The Second "Clearstream affair" was a political scandal in France in the run-up to the 2007 presidential election.
The name refers to the Luxembourg bank Clearstream Banking S.A., now wholly owned by Deutsche Börse, which was alleged to have aided many prominent French politicians and companies evade taxes. It was also suggested that Clearstream might have helped French individuals and companies to launder money arising from bribes surrounding the 1991 sale of six La Fayette class frigates to the Republic of China. Clearstream denied the allegations.
A list of accounts supposedly held by French individuals at Clearstream was sent anonymously to investigating magistrate Renaud van Ruymbeke on four occasions between May and October 2004. At that time, van Ruymbeke was investigating possible bribes in the 1991 frigate sale. The lists quickly proved to be false, and several of the people named on them pressed charges for "false denunciation".

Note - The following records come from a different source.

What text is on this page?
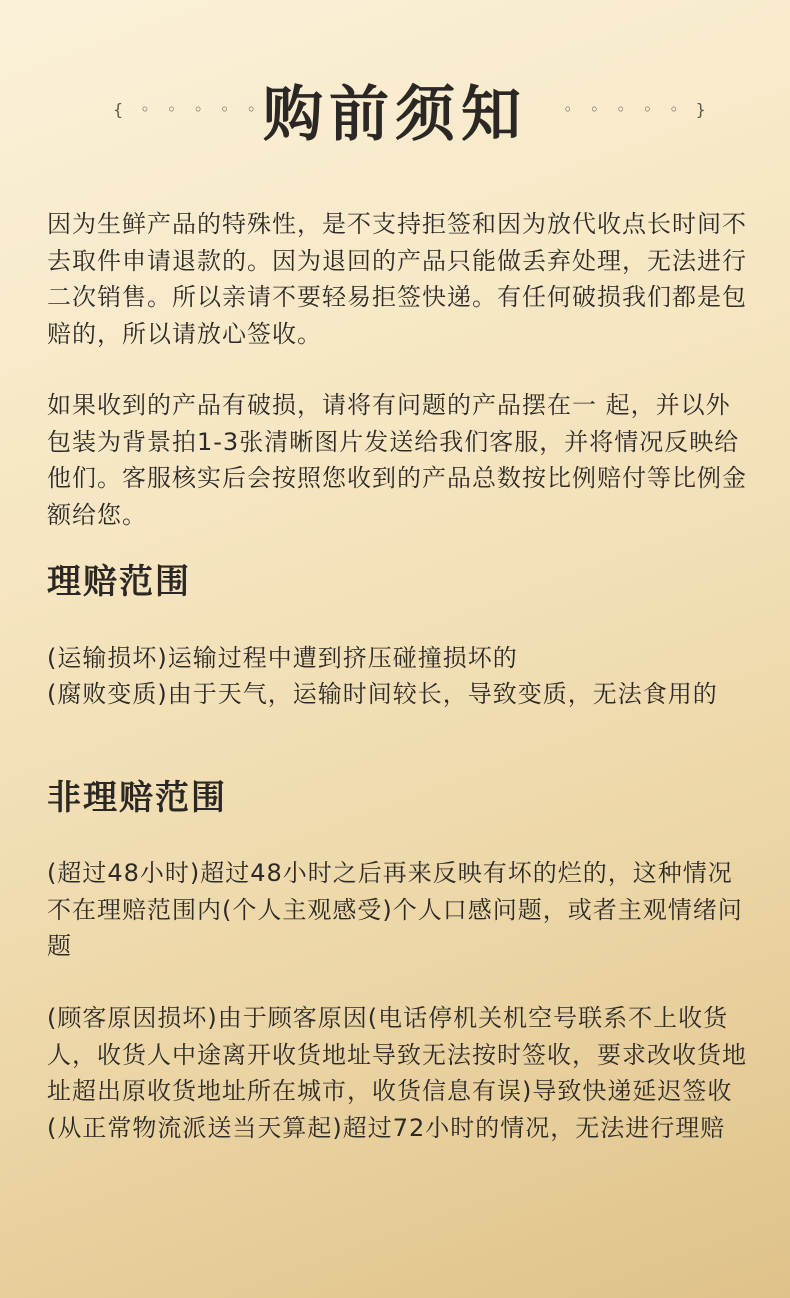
{ ◦ ◦ ◦ ◦ ◦ 购前须知	◦ ◦ ◦ ◦ ◦ }
因为生鲜产品的特殊性，是不支持拒签和因为放代收点长时间不去取件申请退款的。因为退回的产品只能做丢弃处理，无法进行二次销售。所以亲请不要轻易拒签快递。有任何破损我们都是包赔的，所以请放心签收。
如果收到的产品有破损，请将有问题的产品摆在一 起，并以外包装为背景拍1-3张清晰图片发送给我们客服，并将情况反映给他们。客服核实后会按照您收到的产品总数按比例赔付等比例金额给您。
理赔范围
(运输损坏)运输过程中遭到挤压碰撞损坏的
(腐败变质)由于天气，运输时间较长，导致变质，无法食用的
非理赔范围
(超过48小时)超过48小时之后再来反映有坏的烂的，这种情况不在理赔范围内(个人主观感受)个人口感问题，或者主观情绪问题
(顾客原因损坏)由于顾客原因(电话停机关机空号联系不上收货人，收货人中途离开收货地址导致无法按时签收，要求改收货地址超出原收货地址所在城市，收货信息有误)导致快递延迟签收(从正常物流派送当天算起)超过72小时的情况，无法进行理赔
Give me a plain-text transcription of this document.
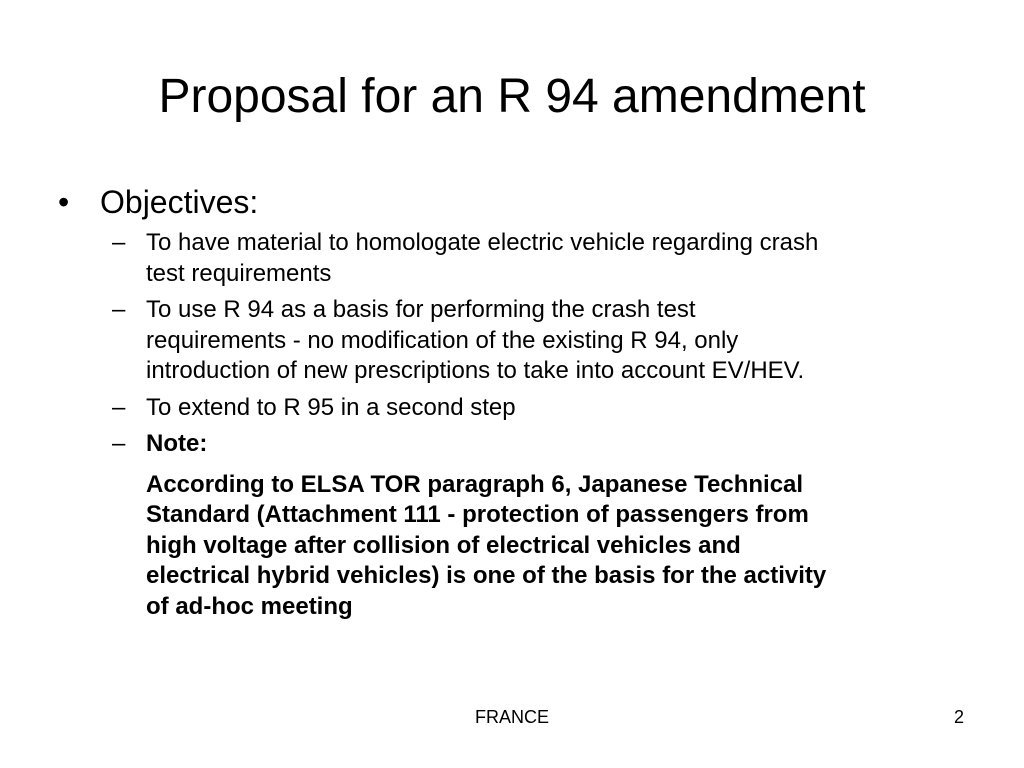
Proposal for an R 94 amendment
• Objectives:
– To have material to homologate electric vehicle regarding crash
test requirements
– To use R 94 as a basis for performing the crash test
requirements - no modification of the existing R 94, only
introduction of new prescriptions to take into account EV/HEV.
– To extend to R 95 in a second step
– Note:
According to ELSA TOR paragraph 6, Japanese Technical
Standard (Attachment 111 - protection of passengers from
high voltage after collision of electrical vehicles and
electrical hybrid vehicles) is one of the basis for the activity
of ad-hoc meeting
FRANCE	2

A list of 895 secret bank accounts was included which were opened by numerous personalities from the business world (including Alain Gomez, Peter Martinez, Philippe Delmas) or politics (including Nicolas Sarkozy, Dominique Strauss-Kahn, Laurent Fabius, Alain Madelin and Jean-Pierre Chevenement), reportedly passing bribe money for frigates. In particular, lists of secret accounts sent by Lebanese-born banking computer specialist, Imad Lahoud, aka the raven, were trafficked to foreign personalities involved in the Taiwan frigates affair. A survey on the implementation of these fake accounts was then entrusted to judges Jean-Marie d'Huy and Henri Pons.